Their salaries exploded too. Despite the fact none of these young men ever played professional sports, the first round draft picks in particular could expect to sign contracts ranging from $40 million to $65 million although they’d never played a single snap in the NFL. This was mostly due to professional agents and television networks exaggerating the NCAA’s quality and NFL teams employing wishful thinking when examining prospects.

What it boils down to is that, because Player A can excel while playing against boys on the gridiron, doesn’t mean he’ll excel against men.

However, every year many NFL teams set records for draft incompetence. First round prospects in particular pocket tens of millions of dollars while performing incompetently on the field.

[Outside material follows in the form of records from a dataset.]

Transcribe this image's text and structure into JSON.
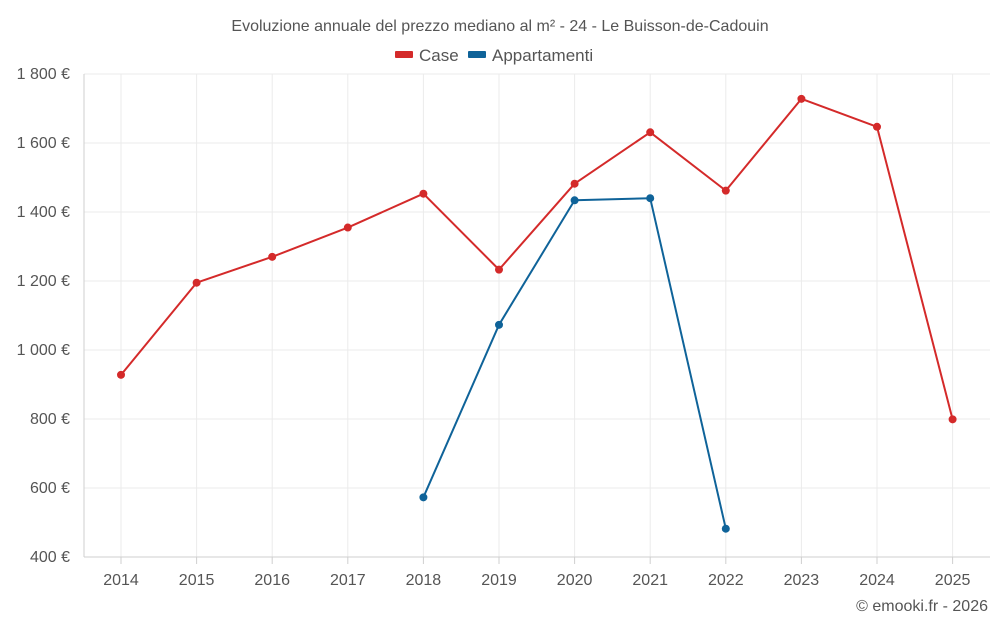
{
  "chart_data": {
    "type": "line",
    "title": "Evoluzione annuale del prezzo mediano al m² - 24 - Le Buisson-de-Cadouin",
    "categories": [
      "2014",
      "2015",
      "2016",
      "2017",
      "2018",
      "2019",
      "2020",
      "2021",
      "2022",
      "2023",
      "2024",
      "2025"
    ],
    "series": [
      {
        "name": "Case",
        "color": "#d42a2a",
        "values": [
          928,
          1195,
          1270,
          1355,
          1453,
          1233,
          1482,
          1631,
          1462,
          1728,
          1647,
          799
        ]
      },
      {
        "name": "Appartamenti",
        "color": "#0f6399",
        "values": [
          null,
          null,
          null,
          null,
          573,
          1073,
          1434,
          1440,
          482,
          null,
          null,
          null
        ]
      }
    ],
    "ylim": [
      400,
      1800
    ],
    "yticks": [
      400,
      600,
      800,
      1000,
      1200,
      1400,
      1600,
      1800
    ],
    "ytick_labels": [
      "400 €",
      "600 €",
      "800 €",
      "1 000 €",
      "1 200 €",
      "1 400 €",
      "1 600 €",
      "1 800 €"
    ],
    "grid": true,
    "legend_position": "top-center",
    "xlabel": "",
    "ylabel": ""
  },
  "credit": "© emooki.fr - 2026"
}
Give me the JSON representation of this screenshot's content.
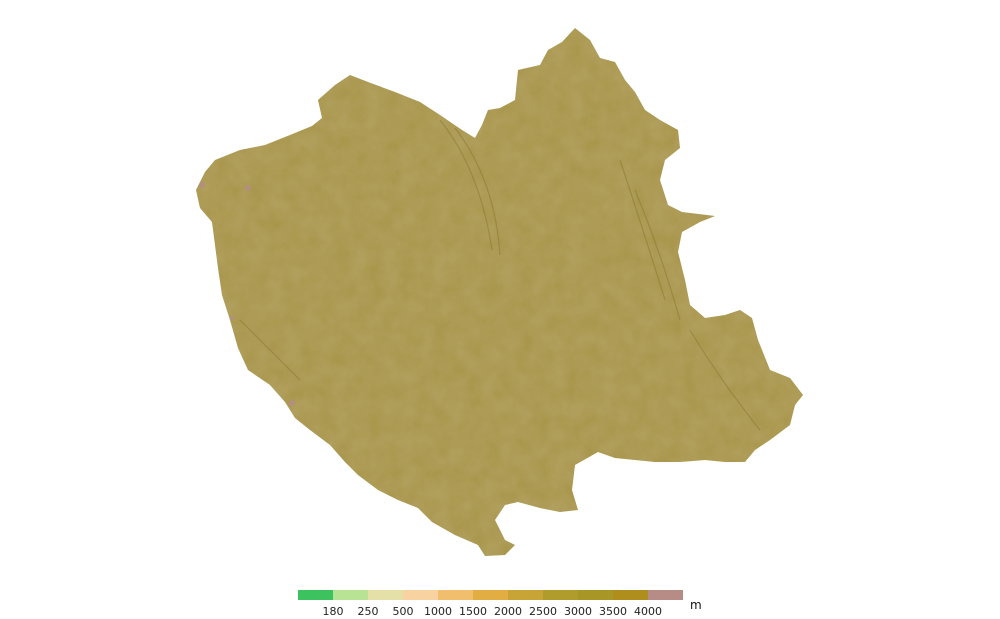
{
  "map": {
    "type": "elevation-relief",
    "fill_color": "#a8944a",
    "background": "#ffffff"
  },
  "legend": {
    "unit": "m",
    "colors": [
      "#3cc25e",
      "#b8e294",
      "#e4e0a8",
      "#f8d2a0",
      "#f0be6c",
      "#e2ae44",
      "#c8a436",
      "#b09c2c",
      "#a89626",
      "#b08e1e",
      "#b88c86"
    ],
    "ticks": [
      "180",
      "250",
      "500",
      "1000",
      "1500",
      "2000",
      "2500",
      "3000",
      "3500",
      "4000"
    ]
  }
}
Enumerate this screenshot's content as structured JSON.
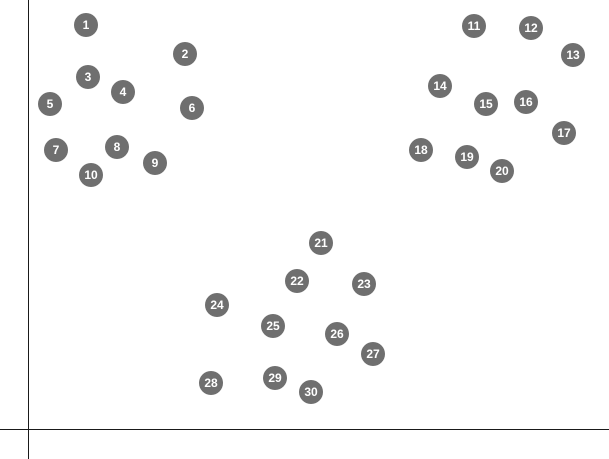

Take quarterback Robert Griffin III, also affectionately referred to as RG III, highly touted as a “duel-threat” scrambling QB out of Baylor. He was drafted #2 overall by the Washington Redskins in 2012 and played the 2012-13 season; he was plagued by inconsistent play and an indifferent attitude and was cut from the roster in 2015; he walked away with his four-year, $21.1 million contract with a $13.8 million signing bonus. By 2016, he was out of the NFL.

Then you can take JaMarcus Russell, another highly touted “dual threat” who made the most of his excellent run as QB at Louisiana State University (he had one good season). He was drafted first overall in 2007, which means he was perceived as the best player, by the Oakland Raiders and signed a $61 million contract with $32 million guaranteed. Over the next three years he made a reputation for fumbling and throwing interceptions and in 2010 the Raiders cut him. He walked away with his $61 million and never played another down in the NFL (he was known to also have a serious attitude problem).

Then there’s Ryan Leaf, and if you know anything about the last 20 years of NFL football, you know exactly what I’m about the say. Leaf was drafted second overall in 1998, behind only Peyton Manning, who’s a lock for the Hall of Fame. The San Diego Chargers gave Leaf a $31.25 million contract, including a guaranteed $11.25 million signing bonus. In four years in the NFL Leaf had a 48 per cent completion percentage (65 is considered acceptable) and had a TD to Interception ratio of 14-36 (a 2-1 ratio is generally considered acceptable, but not necessarily for someone drafted second overall). Leaf had a horrible attitude and was disinterested in learning how to be a better player. Leaf retired in 2001 and from 2009 on was arrested several times for burglary, theft and drug charges. On Sept. 9, 2014 he was sentenced to five years in jail.

In all three cases above, the players’ attitude problems could easily have been documented prior to them entering pro football. But at least they got their millions of dollars.

Stu Salkeld is editor of The Wetaskiwin Pipestone Flyer and writes a regular column for the newspaper.